Too much fine deafness in many places

"In order to achieve improvements in air quality, comprehensive and ambitious measures are required in all sectors - such as transport, energy, industry, agriculture, housing - and at all levels - international, national, local," explains Tamara Schikowski, head of the working group at Leibniz. Institute for Environmental Medicine Research at Heinrich Heine University Düsseldorf.

Politicians and the automotive industry would have to rethink.

The new WHO value for fine dust from the PM2.5 fraction is also well below the statutory EU limit of

25 micrograms per cubic meter of

air as an annual mean. There has been a discrepancy between the WHO guideline and EU law for a long time. The WHO has so far recommended a maximum value of ten micrograms per cubic meter of air as an annual mean, which it has now reduced to

five micrograms

per cubic meter.

The EU requirements were met at all measuring stations in Germany in 2019 and 2020.

However, if one takes the previous WHO guideline as a basis, 53 of 67 urban stations close to traffic would have registered excessive loads in 2019.

That corresponds to about 80 percent.

In 2020, the situation eased significantly due to the pandemic.

However, if one takes the new WHO recommendation as a basis, even then all measuring stations except one exceeded the guideline value.

PM2.5 describes fine dust with an aerodynamic diameter of less than 2.5 micrometers.

Due to its small size, it can penetrate deep into the airways, lodge there and cause lung damage.

A similar, but not quite as gloomy picture as with PM2.5 emerges with fine dust of size PM10.

This means particles whose aerodynamic diameter is less than ten micrometers.

They can also put pressure on the airways.

Particulate matter is generated during combustion processes - for example in the engines of cars and trucks.

The legally stipulated limit value for the annual mean of fine dust of the size PM10 is

40 micrograms per square meter of


The new WHO recommendation specifies a value of

15 micrograms per square meter of

air, previously it was 20. In the past two years, all measuring stations in Germany have complied with the EU limit value for PM10 on an annual average.

However, if the value from the new WHO guideline is applied, almost all stations with urban locations close to traffic would have exceeded the recommended maximum value in 2019, a total of 113 of 119 measuring points.

In relation to the earlier WHO guideline value, there were 39 stations with higher values ​​in that year.

WHO values ​​could be adopted into law

The new WHO guideline is particularly important with a view to a resolution of the European Parliament from March 2021. According to this, the EU air quality standards are to be updated based on the new WHO assessment.
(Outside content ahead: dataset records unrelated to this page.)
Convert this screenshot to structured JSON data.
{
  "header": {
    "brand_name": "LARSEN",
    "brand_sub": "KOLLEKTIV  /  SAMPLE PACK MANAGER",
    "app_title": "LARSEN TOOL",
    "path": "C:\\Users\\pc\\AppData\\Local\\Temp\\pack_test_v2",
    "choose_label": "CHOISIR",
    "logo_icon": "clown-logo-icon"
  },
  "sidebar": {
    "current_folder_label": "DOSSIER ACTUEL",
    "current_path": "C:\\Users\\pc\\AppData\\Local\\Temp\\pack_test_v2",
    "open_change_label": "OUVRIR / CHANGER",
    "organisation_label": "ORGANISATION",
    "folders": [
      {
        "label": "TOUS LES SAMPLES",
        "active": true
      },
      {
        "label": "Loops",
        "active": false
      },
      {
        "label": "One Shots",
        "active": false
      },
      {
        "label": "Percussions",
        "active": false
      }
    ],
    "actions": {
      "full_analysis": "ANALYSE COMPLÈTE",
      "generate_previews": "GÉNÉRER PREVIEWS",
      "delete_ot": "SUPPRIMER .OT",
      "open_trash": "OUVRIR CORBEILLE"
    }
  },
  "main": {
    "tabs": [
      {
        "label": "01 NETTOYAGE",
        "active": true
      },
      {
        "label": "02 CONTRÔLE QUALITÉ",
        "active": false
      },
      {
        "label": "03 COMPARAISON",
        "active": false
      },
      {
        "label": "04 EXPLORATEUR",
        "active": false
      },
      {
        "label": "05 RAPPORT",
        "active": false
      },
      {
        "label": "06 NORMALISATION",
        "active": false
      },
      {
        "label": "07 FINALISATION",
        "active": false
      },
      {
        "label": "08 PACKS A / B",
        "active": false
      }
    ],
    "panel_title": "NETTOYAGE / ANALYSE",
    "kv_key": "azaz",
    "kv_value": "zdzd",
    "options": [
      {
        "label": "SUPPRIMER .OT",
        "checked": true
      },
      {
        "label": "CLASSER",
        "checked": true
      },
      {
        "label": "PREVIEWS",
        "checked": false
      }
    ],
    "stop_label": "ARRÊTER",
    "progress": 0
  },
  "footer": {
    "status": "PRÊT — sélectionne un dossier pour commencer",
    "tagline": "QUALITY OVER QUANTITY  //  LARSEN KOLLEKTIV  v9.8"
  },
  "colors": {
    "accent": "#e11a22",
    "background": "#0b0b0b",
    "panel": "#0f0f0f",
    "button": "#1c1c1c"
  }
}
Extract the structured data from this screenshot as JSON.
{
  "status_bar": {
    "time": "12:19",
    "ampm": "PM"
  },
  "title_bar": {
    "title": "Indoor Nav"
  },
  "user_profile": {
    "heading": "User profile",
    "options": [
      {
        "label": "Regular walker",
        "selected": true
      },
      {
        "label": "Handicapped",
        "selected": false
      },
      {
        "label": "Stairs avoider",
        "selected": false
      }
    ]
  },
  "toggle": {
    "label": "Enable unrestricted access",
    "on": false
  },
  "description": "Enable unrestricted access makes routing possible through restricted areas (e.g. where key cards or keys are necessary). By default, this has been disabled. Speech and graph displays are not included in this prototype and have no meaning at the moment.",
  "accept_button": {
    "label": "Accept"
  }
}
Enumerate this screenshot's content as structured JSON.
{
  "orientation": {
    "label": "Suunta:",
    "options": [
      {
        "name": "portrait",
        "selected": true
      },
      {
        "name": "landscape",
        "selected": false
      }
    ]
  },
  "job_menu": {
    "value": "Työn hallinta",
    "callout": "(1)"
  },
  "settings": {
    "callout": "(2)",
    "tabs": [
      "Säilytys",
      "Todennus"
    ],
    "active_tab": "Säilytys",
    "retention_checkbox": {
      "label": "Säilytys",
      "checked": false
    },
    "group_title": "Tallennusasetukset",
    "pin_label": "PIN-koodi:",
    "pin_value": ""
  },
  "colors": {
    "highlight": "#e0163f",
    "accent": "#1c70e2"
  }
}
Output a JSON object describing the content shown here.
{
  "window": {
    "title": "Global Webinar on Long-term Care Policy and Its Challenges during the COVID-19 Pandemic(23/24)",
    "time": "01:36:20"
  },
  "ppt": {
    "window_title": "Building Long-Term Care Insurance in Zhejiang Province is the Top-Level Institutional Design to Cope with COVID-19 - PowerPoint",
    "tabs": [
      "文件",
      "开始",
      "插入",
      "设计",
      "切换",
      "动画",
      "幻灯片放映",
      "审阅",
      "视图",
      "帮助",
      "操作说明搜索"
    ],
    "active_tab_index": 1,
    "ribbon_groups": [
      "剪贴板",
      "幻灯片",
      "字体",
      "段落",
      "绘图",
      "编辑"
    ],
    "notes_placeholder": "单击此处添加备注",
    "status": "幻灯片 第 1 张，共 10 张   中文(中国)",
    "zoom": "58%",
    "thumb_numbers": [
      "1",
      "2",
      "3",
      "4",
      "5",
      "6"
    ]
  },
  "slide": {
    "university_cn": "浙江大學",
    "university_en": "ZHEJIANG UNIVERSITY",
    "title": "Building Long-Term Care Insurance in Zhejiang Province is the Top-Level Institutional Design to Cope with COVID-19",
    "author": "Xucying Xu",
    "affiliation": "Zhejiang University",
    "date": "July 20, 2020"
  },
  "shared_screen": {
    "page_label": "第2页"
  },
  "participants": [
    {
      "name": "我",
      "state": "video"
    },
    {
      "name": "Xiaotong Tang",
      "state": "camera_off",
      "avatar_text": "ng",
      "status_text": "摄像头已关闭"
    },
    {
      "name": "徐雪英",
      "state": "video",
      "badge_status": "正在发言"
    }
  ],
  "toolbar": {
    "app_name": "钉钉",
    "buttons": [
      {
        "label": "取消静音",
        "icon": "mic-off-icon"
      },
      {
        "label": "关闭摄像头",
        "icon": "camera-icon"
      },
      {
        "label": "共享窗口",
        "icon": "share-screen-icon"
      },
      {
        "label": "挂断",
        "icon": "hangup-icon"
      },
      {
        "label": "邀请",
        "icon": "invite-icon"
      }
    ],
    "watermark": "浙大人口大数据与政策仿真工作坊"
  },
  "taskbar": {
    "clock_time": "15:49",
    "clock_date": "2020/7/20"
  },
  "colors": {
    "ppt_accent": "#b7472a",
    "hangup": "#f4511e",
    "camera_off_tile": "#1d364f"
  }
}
This is currently planned for the third quarter of 2022.

"With the guideline values, the WHO shows that even low concentrations of air pollutants that are far below the previous recommended guideline values ​​can trigger serious health effects," says Barbara Hoffmann, head of the environmental epidemiology working group at the Institute for Occupational, Social and Environmental Medicine at Heinrich -Heine University Düsseldorf.

The WHO assumes that if its guideline values ​​for fine particulate matter PM2.5 were adhered to, 80 percent of premature deaths attributable to this pollutant could be avoided.

In particular, with young people who are polluted by air pollutants, I can gain a lot of life and quality as a result.